The store was located in an eye-catching old-fashioned brick rowhouse at 185 Bedford Ave. on the corner of North 7th Street.

The beautiful building belongs to an LLC with Jerry Lebedowicz as managing member, city Finance Department records indicate.

Jerry and Lucy Lebedowicz owned it until 2009, then transferred their ownership of the property to the LLC. They had bought it for $42,750 in a 1985 estate sale, Finance Department records show.  

An investment firm owns vacant spaces  

RedSky Capital, a Brooklyn-based real estate investment firm founded by Benjamin Bernstein and Benjamin Stokes, owns several vacant retail spaces on the Bedford Avenue blocks between North 7th and North 5th streets.

Bernstein signed the deeds for these properties the firm purchased, Finance Department records show.

* A sign on the door at vacant 184 Bedford Ave. says there is space for rent on the building’s ground floor, second floor and lower level. There’s 3,200 square feet available on each floor.

Finance Department records show RedSky Capital bought 184-186 Bedford Ave. through an LLC for $20.675 million in 2014.

* A handbag maker called Min & Mon formerly occupied now-vacant 190 Bedford Ave. This building belongs to RedSky Capital, which paid $13.181 million for it through an LLC in 2016, Finance Department records indicate.

* A sushi restaurant called Mizu formerly occupied now-vacant space at 192 Bedford Ave. RedSky Capital bought the building through an LLC for $12.25 million in 2015, Finance Department records indicate.

* Leasing agents have posted RedSky Capital’s name and a rendering in the windows of vacant 204-206 Bedford Ave. According to the signage, the available space in this build-to-suit project will include 3,558 square feet on the property’s ground floor, 3,708 square feet on the second floor, 1,195 square feet on the roof and 3,112 square feet on the lower level.

RedSky Capital purchased the property through an LLC for $19 million in 2014, Finance Department records show.

 

Three of the four storefronts on a prime corner are vacant

At the intersection of Bedford Avenue and North 6th Street, just one corner storefront is occupied.

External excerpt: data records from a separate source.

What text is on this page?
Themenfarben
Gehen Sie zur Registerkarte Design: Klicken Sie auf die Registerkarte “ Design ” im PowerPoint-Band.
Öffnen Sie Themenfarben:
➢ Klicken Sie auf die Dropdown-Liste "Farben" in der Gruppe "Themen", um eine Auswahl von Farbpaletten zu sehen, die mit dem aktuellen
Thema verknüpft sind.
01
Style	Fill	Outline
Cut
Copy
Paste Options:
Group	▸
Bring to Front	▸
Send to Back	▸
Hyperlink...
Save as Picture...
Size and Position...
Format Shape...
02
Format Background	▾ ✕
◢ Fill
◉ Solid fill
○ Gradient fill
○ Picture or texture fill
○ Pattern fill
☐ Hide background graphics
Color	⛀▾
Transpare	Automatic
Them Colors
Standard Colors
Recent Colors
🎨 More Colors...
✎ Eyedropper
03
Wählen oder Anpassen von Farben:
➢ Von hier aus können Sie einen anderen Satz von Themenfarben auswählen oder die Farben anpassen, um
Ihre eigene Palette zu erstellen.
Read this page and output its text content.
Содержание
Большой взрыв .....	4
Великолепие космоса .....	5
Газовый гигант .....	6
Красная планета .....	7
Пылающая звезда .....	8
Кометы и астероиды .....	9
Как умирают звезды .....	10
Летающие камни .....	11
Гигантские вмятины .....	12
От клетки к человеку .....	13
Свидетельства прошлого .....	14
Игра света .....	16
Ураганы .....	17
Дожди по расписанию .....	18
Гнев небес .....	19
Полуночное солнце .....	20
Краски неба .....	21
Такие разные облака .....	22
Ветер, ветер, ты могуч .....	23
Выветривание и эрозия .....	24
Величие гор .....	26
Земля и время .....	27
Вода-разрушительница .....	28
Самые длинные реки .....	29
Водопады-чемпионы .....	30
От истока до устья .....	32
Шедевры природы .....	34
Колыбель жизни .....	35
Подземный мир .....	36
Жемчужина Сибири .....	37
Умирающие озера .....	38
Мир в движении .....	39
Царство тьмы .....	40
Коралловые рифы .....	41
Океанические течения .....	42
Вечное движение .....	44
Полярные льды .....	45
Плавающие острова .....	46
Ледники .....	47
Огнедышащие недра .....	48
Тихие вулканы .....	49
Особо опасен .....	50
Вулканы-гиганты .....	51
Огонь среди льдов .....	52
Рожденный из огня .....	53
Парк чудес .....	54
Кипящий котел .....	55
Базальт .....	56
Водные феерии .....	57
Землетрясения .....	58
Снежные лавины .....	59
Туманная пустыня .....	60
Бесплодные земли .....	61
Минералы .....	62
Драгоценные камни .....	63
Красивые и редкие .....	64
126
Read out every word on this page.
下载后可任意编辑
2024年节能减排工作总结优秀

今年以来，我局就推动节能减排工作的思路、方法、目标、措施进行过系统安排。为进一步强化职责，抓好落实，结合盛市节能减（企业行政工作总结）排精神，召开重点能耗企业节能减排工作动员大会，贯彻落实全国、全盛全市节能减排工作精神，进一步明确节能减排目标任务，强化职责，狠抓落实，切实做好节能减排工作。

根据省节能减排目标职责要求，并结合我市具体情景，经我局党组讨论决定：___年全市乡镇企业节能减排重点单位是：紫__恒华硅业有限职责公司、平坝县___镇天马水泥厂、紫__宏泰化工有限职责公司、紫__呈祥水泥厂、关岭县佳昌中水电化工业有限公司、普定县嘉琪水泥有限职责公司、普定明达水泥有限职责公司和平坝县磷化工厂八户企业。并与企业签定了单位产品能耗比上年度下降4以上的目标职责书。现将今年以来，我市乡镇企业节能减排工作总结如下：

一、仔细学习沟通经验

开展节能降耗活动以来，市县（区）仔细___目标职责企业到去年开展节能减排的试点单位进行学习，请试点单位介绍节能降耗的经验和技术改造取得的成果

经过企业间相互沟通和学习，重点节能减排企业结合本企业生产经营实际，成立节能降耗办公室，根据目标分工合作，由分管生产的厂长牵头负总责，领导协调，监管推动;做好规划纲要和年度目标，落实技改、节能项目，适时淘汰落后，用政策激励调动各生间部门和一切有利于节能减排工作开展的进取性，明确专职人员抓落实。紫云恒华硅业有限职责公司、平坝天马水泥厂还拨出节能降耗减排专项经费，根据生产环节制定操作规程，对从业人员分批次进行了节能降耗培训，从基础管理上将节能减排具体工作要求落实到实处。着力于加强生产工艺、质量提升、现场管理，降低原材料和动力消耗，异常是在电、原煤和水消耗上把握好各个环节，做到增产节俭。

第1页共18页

It’s 200 Bedford Ave., where Brooklyn Fox Lingerie is located. The retail spaces on the other three corners are empty:

* Uva Wines & Spirits moved out of 199 Bedford Ave. to a location farther away from the Bedford Avenue L train station.

An entity called 199 Bedford Corp. with Kenneth Firpo as president owns 199 Bedford Ave., having purchased it for $575,000 in a 1999 estate sale, Finance Department records show.

This vacant spot is the previous home of Uva Wines & Spirits, which moved elsewhere on Bedford Avenue.

* Garry Steinberg and Jaime Schultz of Lee & Associates are marketing a 575-square-foot retail space and a 260-square-foot retail space at 196-198 Bedford Ave., where now-departed New York Muffins had been located. The two spaces can be combined into a single space, their online marketing material says.

The building belongs to Northside Properties Inc. with Joseph Lentini as president, Finance Department records indicate.

* The storefront at 197 Bedford Ave. is vacant. Prior tenants include a combination coffee shop-restaurant-live jazz venue called Blackbird Parlour.

According to Finance Department records, the building belongs to Andrew Lee and Christine Mark.